Mamac Nice Robert Longo

MAMAC, Nice

Sur la scène artistique américaine contemporaine Robert Longo se démarque par la puissance de son expression, en partie grâce à la technique composite qu’il utilise, dans laquelle entre abondamment l’usage du crayon au graphite, en partie par les sujets qu’il aborde. De tout temps, l’artiste, par le biais de la commande ou spontanément, souvent comme malgré lui, a traduit les problèmes profonds existentiels de la société dans laquelle il évoluait ; il en est de même avec Robert Longo, dont l’œuvre immense, forte, dramatique, nous oblige à une réflexion sur notre monde contemporain.

Dès sa prime jeunesse Robert Longo est fasciné par l'univers médiatique, le cinéma, la télévision, les magazines et les bandes dessinées. Il pratique avec une égale réussite la sculpture, la photographie, la performance ou l’art vidéo. Il est aussi musicien, une guitare basse, au sein du groupe de sa compagne Barbara Sukowa, X PATSYS. C’est d’ailleurs la thématique retenue pour une de ses œuvres les plus récentes proposées dans l’exposition.

Pour l’exposition de Nice, son choix et celui du commissariat se sont portés sur les séries les plus fameuses de son œuvre, celles qui ont fait sa notoriété internationale, celles qui ont le plus fortement marqué la critique et le public. On y retrouve les Combines, les œuvres sur papier au crayon graphite et au fusain, des sculptures. Les Men in the Cities des années 80 restituent la solitude de l’habitant des villes dans ces silhouettes dégingandées contorsionnées en des attitudes bizarres, sous l’impact de balles imaginaires, qu’on ne peut s’empêcher de rapprocher d’un célèbre Jugement dernier. Mais est-ce au tribunal suprême qu’elles sont convoquées ou à une danse macabre?

L’uniformisation de leur vêture les rend inidentifiables, l’absence ou l’imprécision des visages les dissimulant mieux que ne le ferait un masque. Les Combines allient différentes images de l’actualité la plus tragique selon le principe de l’assemblage d’images tel que Robert Rauschenberg en a donné maintes propositions jusque dans ses dernières réalisations. Les Vagues (Monsters) sont des incidents uniques de paysage, spectaculaires et grandiloquents, concentrant en une seule image la quintessence de la notion de nature, une nature par définition incontrôlable et dangereuse.

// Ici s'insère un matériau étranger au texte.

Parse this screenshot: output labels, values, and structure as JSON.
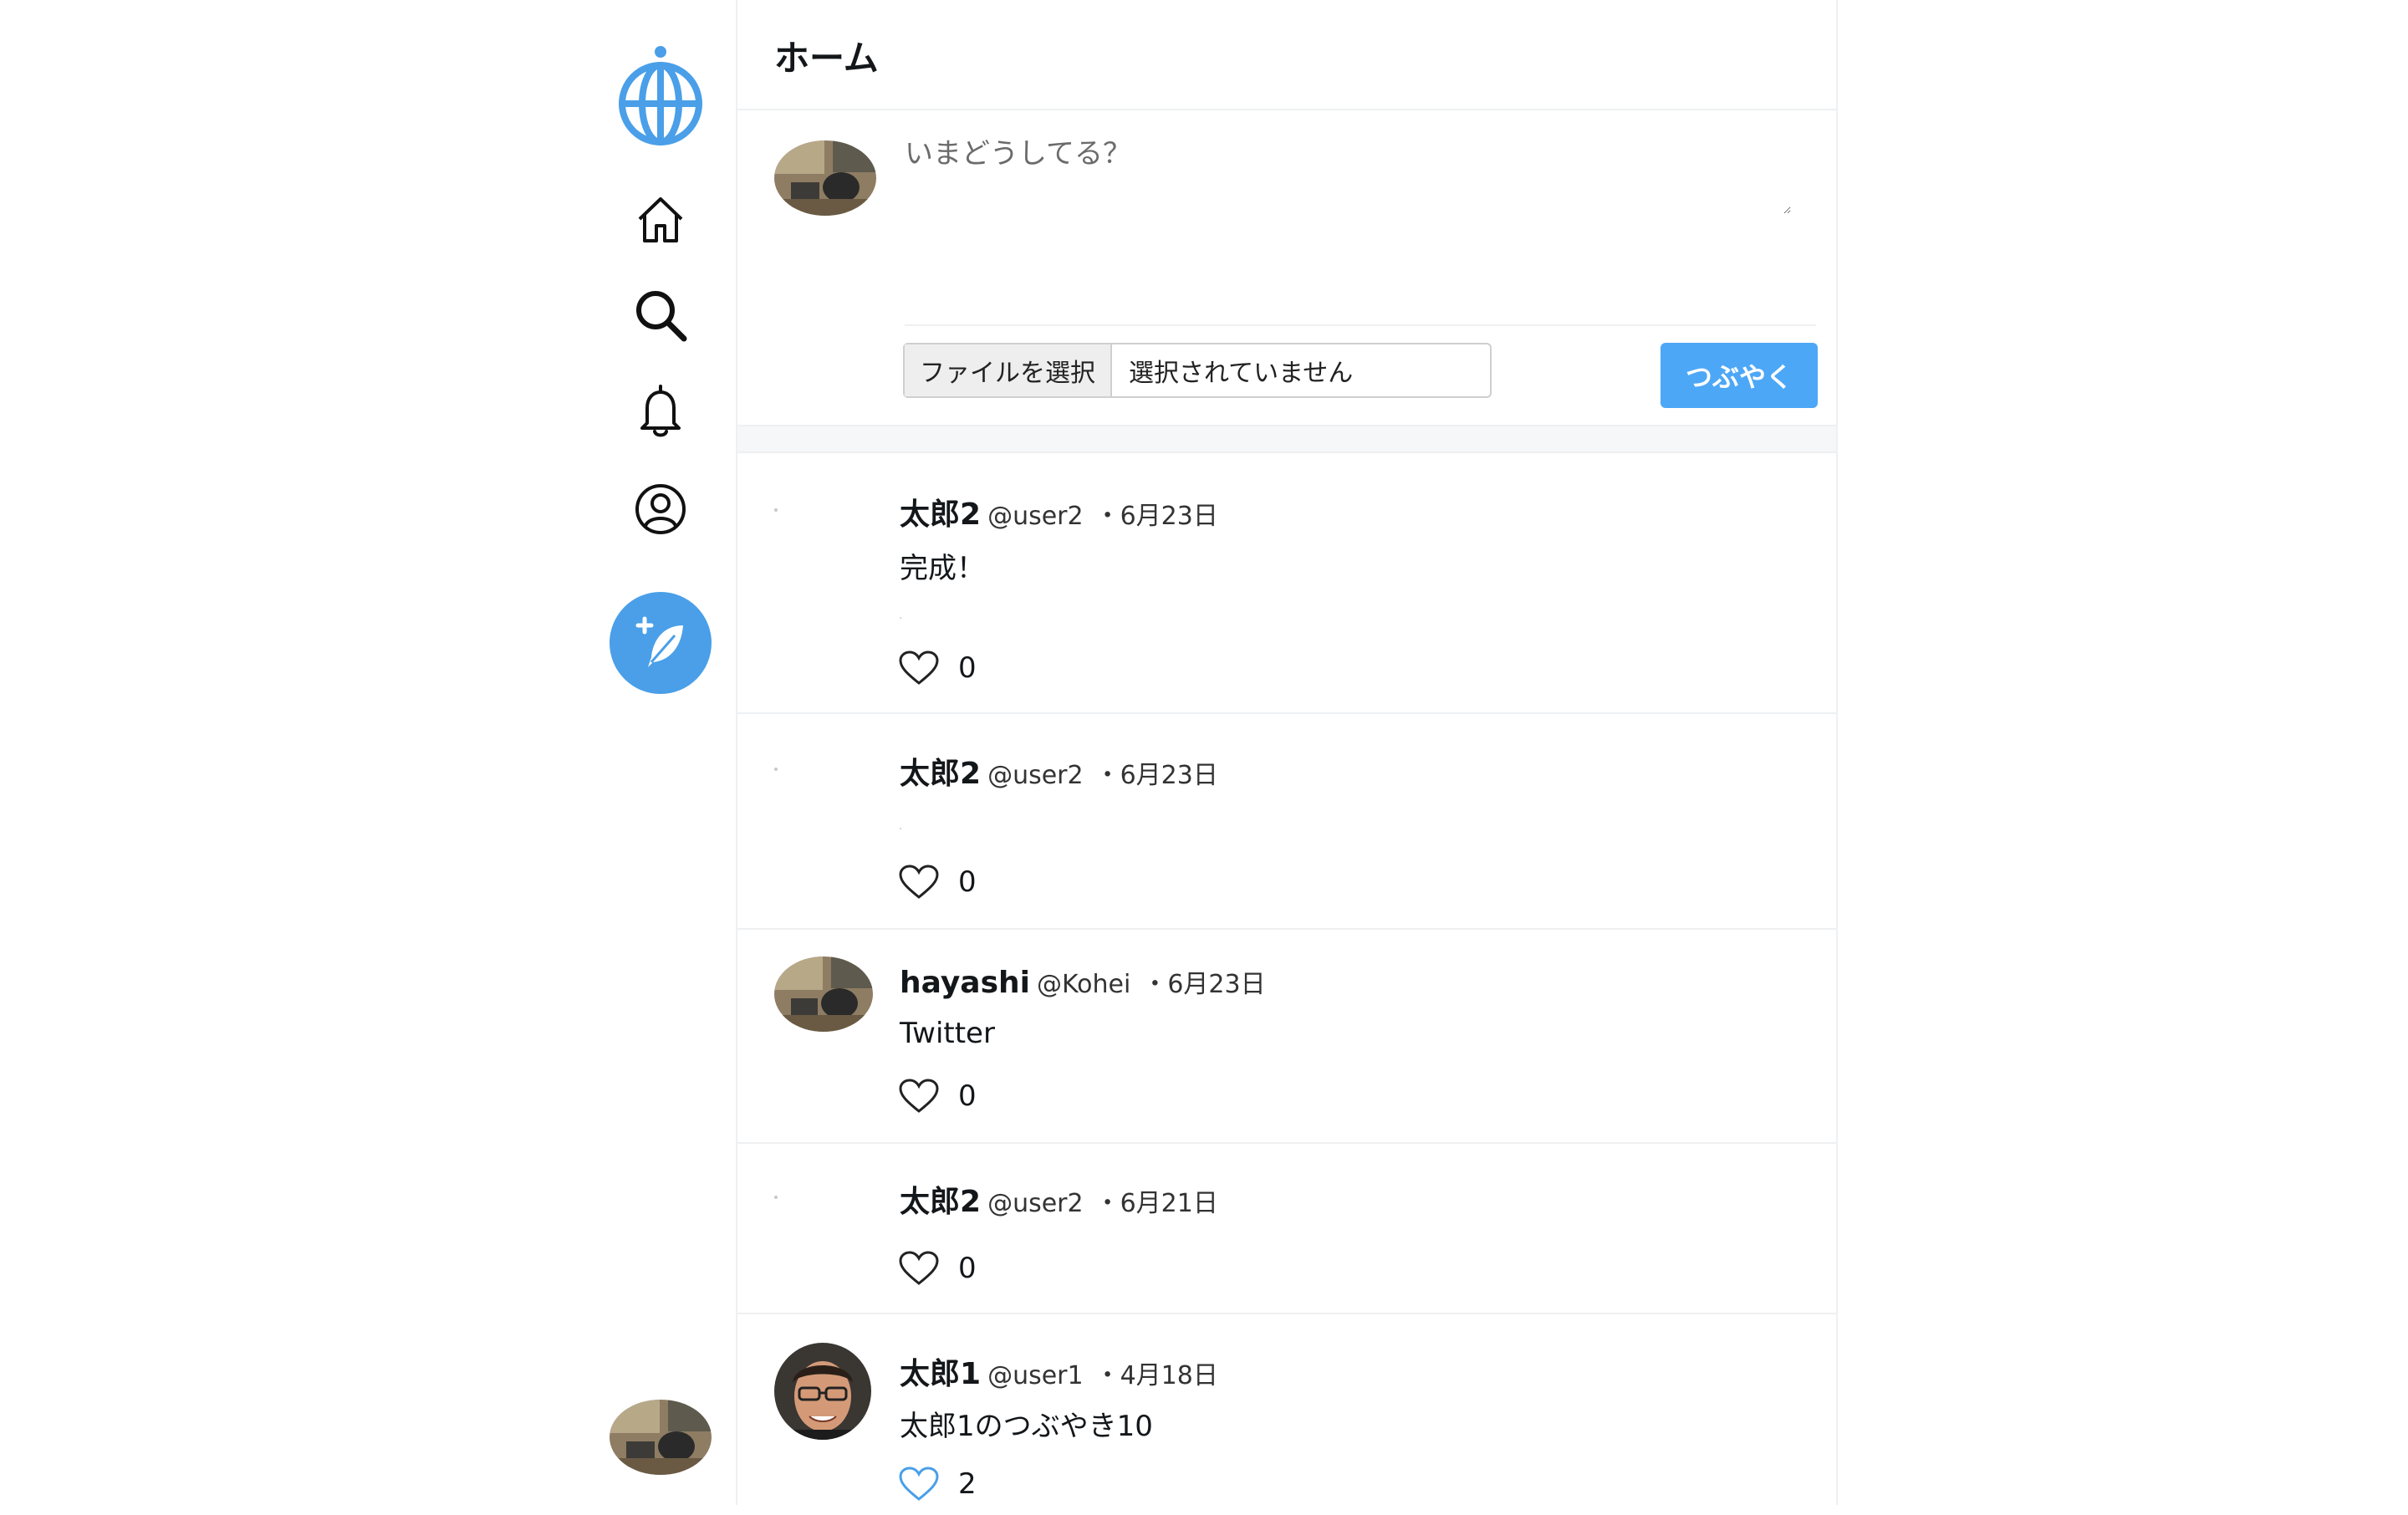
{
  "nav": {
    "icons": [
      "globe-logo-icon",
      "home-icon",
      "search-icon",
      "bell-icon",
      "profile-icon",
      "compose-feather-icon"
    ],
    "accent_color": "#4a9fe8"
  },
  "header": {
    "title": "ホーム"
  },
  "composer": {
    "placeholder": "いまどうしてる？",
    "file_button_label": "ファイルを選択",
    "file_status": "選択されていません",
    "submit_label": "つぶやく",
    "submit_color": "#4da7f7"
  },
  "tweets": [
    {
      "name": "太郎2",
      "handle": "@user2",
      "date": "・6月23日",
      "text": "完成！",
      "likes": "0",
      "liked": false
    },
    {
      "name": "太郎2",
      "handle": "@user2",
      "date": "・6月23日",
      "text": "",
      "likes": "0",
      "liked": false
    },
    {
      "name": "hayashi",
      "handle": "@Kohei",
      "date": "・6月23日",
      "text": "Twitter",
      "likes": "0",
      "liked": false
    },
    {
      "name": "太郎2",
      "handle": "@user2",
      "date": "・6月21日",
      "text": "",
      "likes": "0",
      "liked": false
    },
    {
      "name": "太郎1",
      "handle": "@user1",
      "date": "・4月18日",
      "text": "太郎1のつぶやき10",
      "likes": "2",
      "liked": true
    }
  ]
}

Elles sont des extrapolations de paysages, des focalisations sur des détails, plus significatives encore par leur échelle exceptionnelle au regard de la technique graphique utilisée ; elles s’en approchent et dans un lieu aussi feutré que le sont un musée ou une galerie, l’effet en est saisissant, incommensurable.

Les champignons nucléaires, sublimes, atroces, sont à mettre en parallèle avec la rose au faîte de sa maturité : leur explosion et l’éclosion de la fleur sont une seule et même formulation sémantique, celle du phénomène essentiel du déroulement de la naissance à la splendeur maximale, puis à la mort ; celle de la beauté mortifère, celle du schéma de la vie quelle qu’elle soit, et qui recèle en germe la prescience de la fin.